Oltre a coloro che sono italiani e figli di italiani, fra gli stranieri (sia adolescenti che adulti), ve ne sono alcuni che non sono in grado di leggere e scrivere né la propria lingua madre né la lingua del paese nel quale sono emigrati, altri sono debolmente alfabetizzati in una lingua con un alfabeto che spesso ha caratteri diversi da quelli latini, altri sono in grado di riconoscere lettere, parole e più raramente semplicissime frasi in italiano (si trovano cioè a stadi diversi di semi analfabetismo) ma queste competenze non sono sufficienti per affrontare i compiti di lettura e scrittura che la vita quotidiana richiede, anche quando la competenza orale è discreta.
Il Quadro Comune Europeo di Riferimento per le Lingue (Consiglio d’Europa, 2001) considera l’acquisizione delle competenze alfabetiche come prerequisito già posseduto; necessita dunque di una consistente integrazione al di sotto del livello A1 per quanto riguarda le competenze di lettura e scrittura strumentali.

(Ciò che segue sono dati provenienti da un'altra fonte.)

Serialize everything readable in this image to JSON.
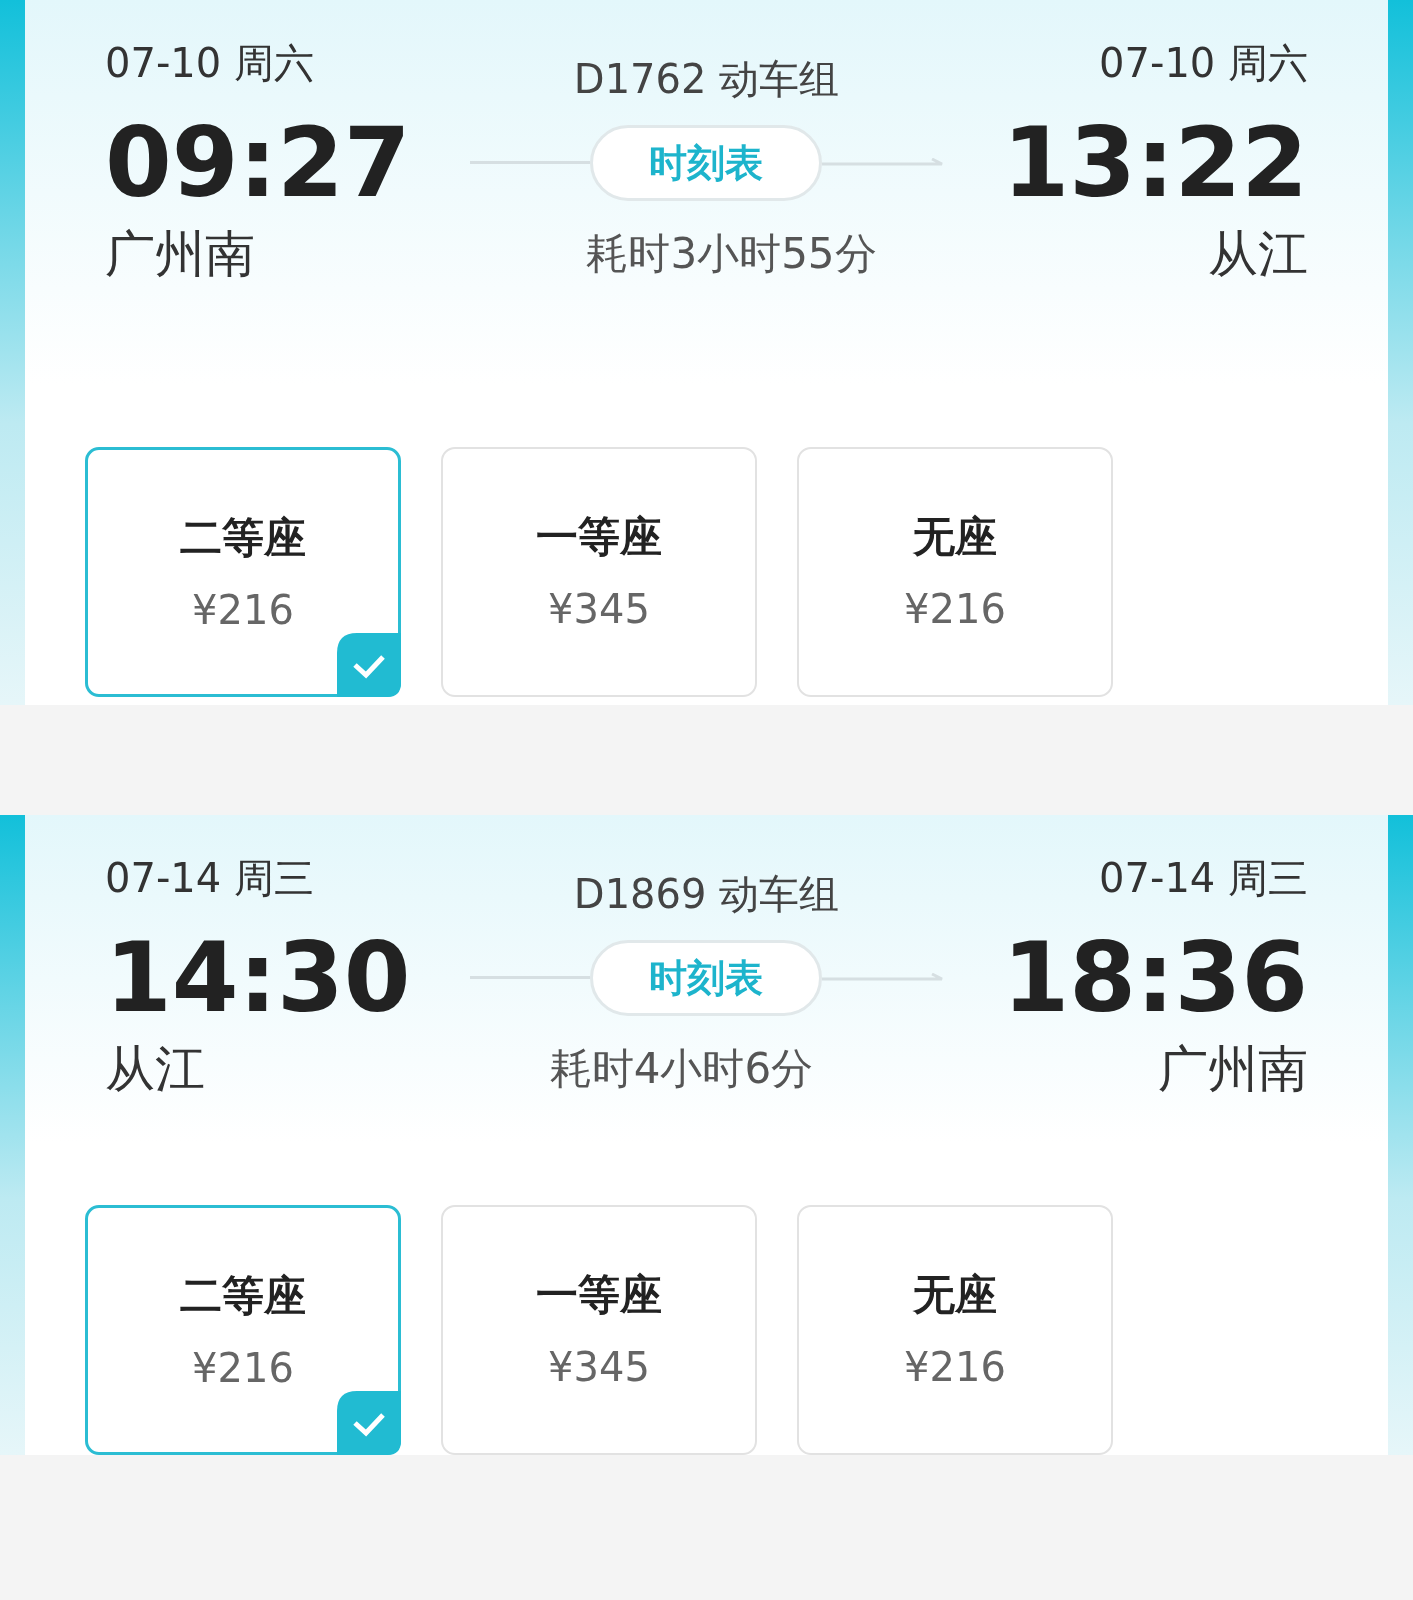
{
  "trips": [
    {
      "depart_date": "07-10 周六",
      "train": "D1762 动车组",
      "arrive_date": "07-10 周六",
      "depart_time": "09:27",
      "timetable_button": "时刻表",
      "arrive_time": "13:22",
      "from_station": "广州南",
      "duration": "耗时3小时55分",
      "to_station": "从江",
      "seats": [
        {
          "name": "二等座",
          "price": "¥216",
          "selected": true
        },
        {
          "name": "一等座",
          "price": "¥345",
          "selected": false
        },
        {
          "name": "无座",
          "price": "¥216",
          "selected": false
        }
      ]
    },
    {
      "depart_date": "07-14 周三",
      "train": "D1869 动车组",
      "arrive_date": "07-14 周三",
      "depart_time": "14:30",
      "timetable_button": "时刻表",
      "arrive_time": "18:36",
      "from_station": "从江",
      "duration": "耗时4小时6分",
      "to_station": "广州南",
      "seats": [
        {
          "name": "二等座",
          "price": "¥216",
          "selected": true
        },
        {
          "name": "一等座",
          "price": "¥345",
          "selected": false
        },
        {
          "name": "无座",
          "price": "¥216",
          "selected": false
        }
      ]
    }
  ]
}
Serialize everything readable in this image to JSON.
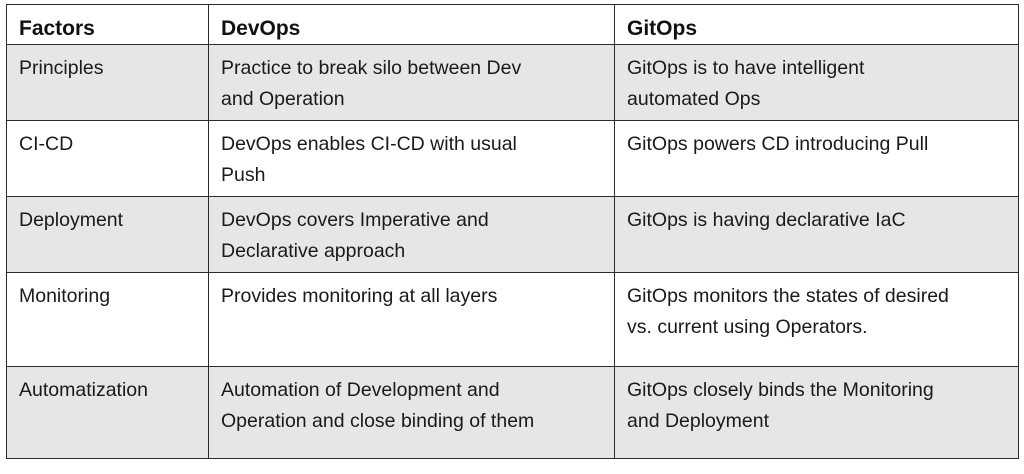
{
  "table": {
    "headers": [
      "Factors",
      "DevOps",
      "GitOps"
    ],
    "rows": [
      {
        "factor": "Principles",
        "devops": [
          "Practice to break silo between Dev",
          "and Operation"
        ],
        "gitops": [
          "GitOps is to have intelligent",
          "automated Ops"
        ]
      },
      {
        "factor": "CI-CD",
        "devops": [
          "DevOps enables CI-CD with usual",
          "Push"
        ],
        "gitops": [
          "GitOps powers CD introducing Pull"
        ]
      },
      {
        "factor": "Deployment",
        "devops": [
          "DevOps covers Imperative and",
          "Declarative approach"
        ],
        "gitops": [
          "GitOps is having declarative IaC"
        ]
      },
      {
        "factor": "Monitoring",
        "devops": [
          "Provides monitoring at all layers"
        ],
        "gitops": [
          "GitOps monitors the states of desired",
          "vs. current using Operators."
        ]
      },
      {
        "factor": "Automatization",
        "devops": [
          "Automation of Development and",
          "Operation and close binding of them"
        ],
        "gitops": [
          "GitOps closely binds the Monitoring",
          "and Deployment"
        ]
      }
    ]
  },
  "colors": {
    "shaded_row": "#e6e6e6",
    "border": "#2b2b2b",
    "text": "#1a1a1a"
  }
}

A livello istituzionale la voce “adulti analfabeti” quali risorse riceve in Italia? Quanti insegnanti, quali e quanti percorsi, quante ore, quante classi, quale ricerca, quale formazione, quali materiali didattici? Manca una letteratura sui livelli, sui tempi e sulle problematiche di chi si trova a dover imparare l’italiano come L2 a partire da una situazione di analfabetismo.
In diverse città si sono verificate talvolta situazioni di vera e propria esclusione istituzionale, ed è stato impedito agli analfabeti l’accesso ad un percorso formativo. Anche là dove non si verifica un’ostilità esplicita, a volte si registrano situazioni di “parcheggio” che, non fornendo strumenti adeguati, conducono le persone all’abbandono dei corsi. Coloro che hanno ricevuto pochissime o nessuna opportunità di istruzione dovrebbero ricevere, secondo l’articolo 3 della Costituzione, maggiori opportunità e risorse.
Non essere in grado di leggere e scrivere significa dover dipendere da altri per molte operazioni quotidiane, e quindi perdere la propria autonomia di adulti per il soddisfacimento dei bisogni elementari: iscrivere un figlio a scuola e seguirne il percorso, pagare il ticket di una visita medica e comprendere le istruzioni relative ai farmaci, acquistare un biglietto per il trasporto pubblico da una macchinetta. Vivere in una comunità, valutarne le scelte, eleggere coloro che la governeranno, poter utilizzare la lettura e la scrittura per la crescita ed il benessere proprio e altrui sono azioni altrettanto essenziali alla vita di un adulto.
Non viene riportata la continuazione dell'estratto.